Jess Rattle, head of investigations at Blue Marine, said: “We are calling on insurers to look into the AIS histories of vessels and carry out thorough risk assessments before deciding to insure them, and to insert clauses into their contracts that mandate the responsible and consistent use of AIS.”
These risk assessments are vital for crew safety and the transparency of fishing fleets operating “out of sight” and exploiting tropical tuna stocks, of which two out of three are currently overfished in the Indian Ocean, she said. The EU is the largest harvester of overfished yellowfin tuna in the region.
Blue Marine said its monitoring of EU-owned fishing vessel data in the Indian Ocean over four years showed the trend of “highly inconsistent” AIS use was continuing. A report by Blue Marine and the intelligence company OceanMind found that, between January 2021 and August 2022, EU-owned tuna vessels spent more time “dark” than they did transmitting on AIS.

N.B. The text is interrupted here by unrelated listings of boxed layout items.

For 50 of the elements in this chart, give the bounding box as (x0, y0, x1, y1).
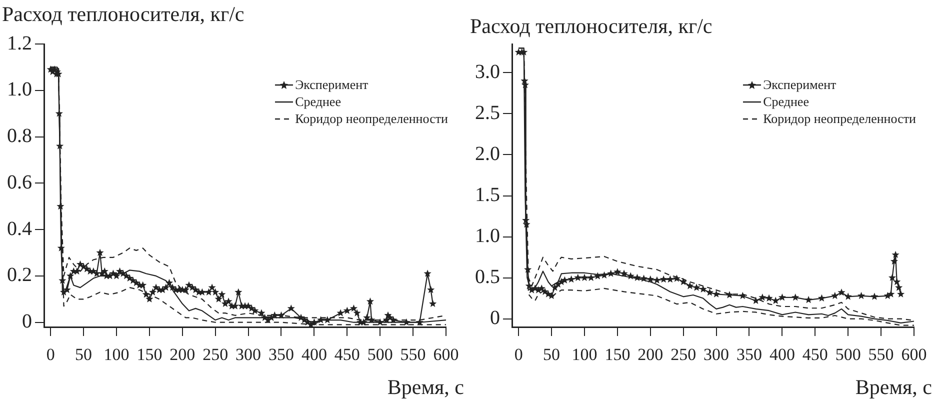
x-tick-label: 450 (334, 344, 360, 364)
x-tick-label: 250 (202, 344, 228, 364)
x-axis-title: Время, с (387, 375, 464, 400)
x-tick-label: 550 (868, 344, 894, 364)
x-tick-label: 350 (268, 344, 294, 364)
y-tick-label: 0.2 (7, 264, 32, 286)
x-tick-label: 450 (802, 344, 828, 364)
x-tick-label: 300 (704, 344, 730, 364)
x-tick-label: 600 (901, 344, 927, 364)
x-tick-label: 300 (236, 344, 262, 364)
x-tick-label: 250 (670, 344, 696, 364)
y-axis-title: Расход теплоносителя, кг/с (470, 14, 712, 39)
y-tick-label: 0.5 (475, 266, 500, 288)
legend-label: Эксперимент (763, 76, 836, 93)
x-tick-label: 150 (136, 344, 162, 364)
x-tick-label: 600 (433, 344, 459, 364)
y-tick-label: 2.0 (475, 142, 500, 165)
x-tick-label: 50 (543, 344, 560, 364)
x-tick-label: 400 (769, 344, 795, 364)
y-tick-label: 0.8 (7, 125, 32, 148)
y-tick-label: 1.2 (7, 32, 32, 54)
x-tick-label: 100 (572, 344, 598, 364)
legend-label: Коридор неопределенности (295, 110, 448, 127)
y-tick-label: 1.0 (7, 78, 32, 101)
x-tick-label: 550 (400, 344, 426, 364)
x-tick-label: 200 (170, 344, 196, 364)
x-tick-label: 0 (514, 344, 523, 364)
x-tick-label: 400 (301, 344, 327, 364)
x-tick-label: 500 (835, 344, 861, 364)
y-tick-label: 3.0 (475, 60, 500, 83)
legend-label: Коридор неопределенности (763, 110, 916, 127)
y-tick-label: 0.4 (7, 218, 32, 240)
x-tick-label: 500 (367, 344, 393, 364)
x-tick-label: 100 (104, 344, 130, 364)
y-tick-label: 2.5 (475, 102, 500, 124)
x-tick-label: 0 (46, 344, 55, 364)
x-axis-title: Время, с (855, 375, 932, 400)
legend-label: Эксперимент (295, 76, 368, 93)
y-tick-label: 0 (22, 310, 32, 333)
y-tick-label: 0 (490, 307, 500, 330)
x-tick-label: 200 (638, 344, 664, 364)
legend-label: Среднее (763, 93, 809, 110)
legend-label: Среднее (295, 93, 341, 110)
x-tick-label: 50 (75, 344, 92, 364)
y-tick-label: 1.5 (475, 184, 500, 206)
y-axis-title: Расход теплоносителя, кг/с (2, 2, 244, 27)
x-tick-label: 350 (736, 344, 762, 364)
x-tick-label: 150 (604, 344, 630, 364)
y-tick-label: 0.6 (7, 171, 32, 194)
y-tick-label: 1.0 (475, 225, 500, 248)
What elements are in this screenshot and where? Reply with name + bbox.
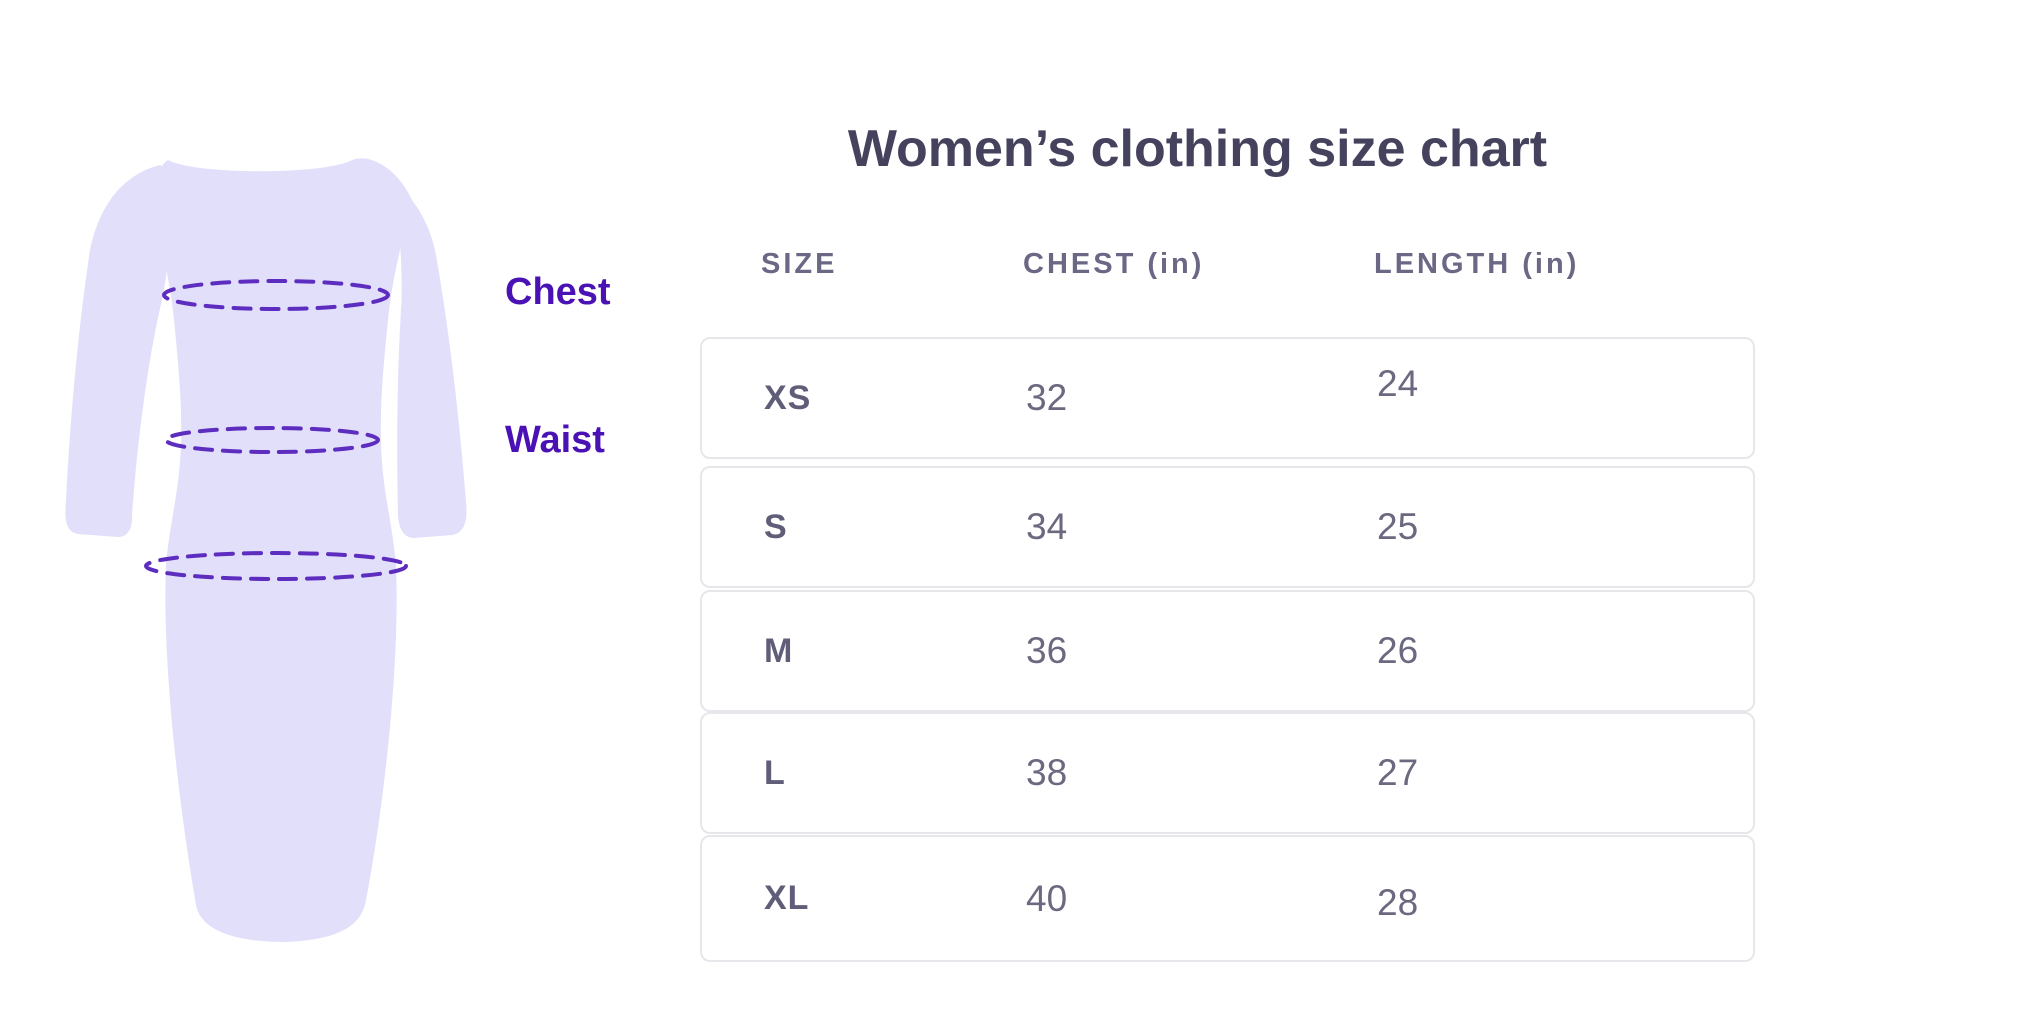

Every one of the 16 Spanish-flagged vessels that was monitored by Blue Marine spent a month “dark”, it said, with some spending 140 days with their AIS off.
Legitimate reasons for a ship to “go dark” include to avoid detection in a high risk area, such as the one formerly around Somalia for piracy risk. The recent OceanMind report, however, showed AIS gaps a significant distance from the former high-risk area, which has not existed since January, suggesting they are “highly unlikely” to be related to piracy.
Pablo Trueba, head of intelligence and compliance at OceanMind, said: “Unless you are within or really close to the high risk area for piracy, every other AIS switch-off is a risk indicator to avoid being observed and it could be to conduct unauthorised activities.”
The complaint to legal regulators argues that by continuing to insure vessels going dark in regions affected by sanctions, insurers are failing to follow industry guidance.
Kevin Shallow, director of underwriting for marine at QBE Europe, British Marine’s parent company, said: “Data has only recently been widely available to the industry in a way that gives detailed oversight and allows a more proactive stance in our response to AIS outage, and to deterring IUU (illegal, unreported and unregulated fishing).
“In collaboration with stakeholders across the fishing industry, including our own customers, we are working to improve safety, and identify those operators that do not meet appropriate standards. In addition, our policy wordings have been strengthened to enable swift action through the withdrawal of coverage.
“However, we also have an obligation to act fairly to our customers and we recognise that there may be legitimate reasons the AIS transponder is turned off or is out of range.”
A spokesperson for MS Amlin said it had “clear controls” and “strict underwriting terms” that govern the actions and operations of any vessel the company insures.
“We do not insure vessels that fail to comply with international maritime laws, and it is made clear to our policyholders that those breaching maritime or indeed any international law, risk rendering their policy invalid,” the spokesperson said. Britannia was approached for comment but did not respond.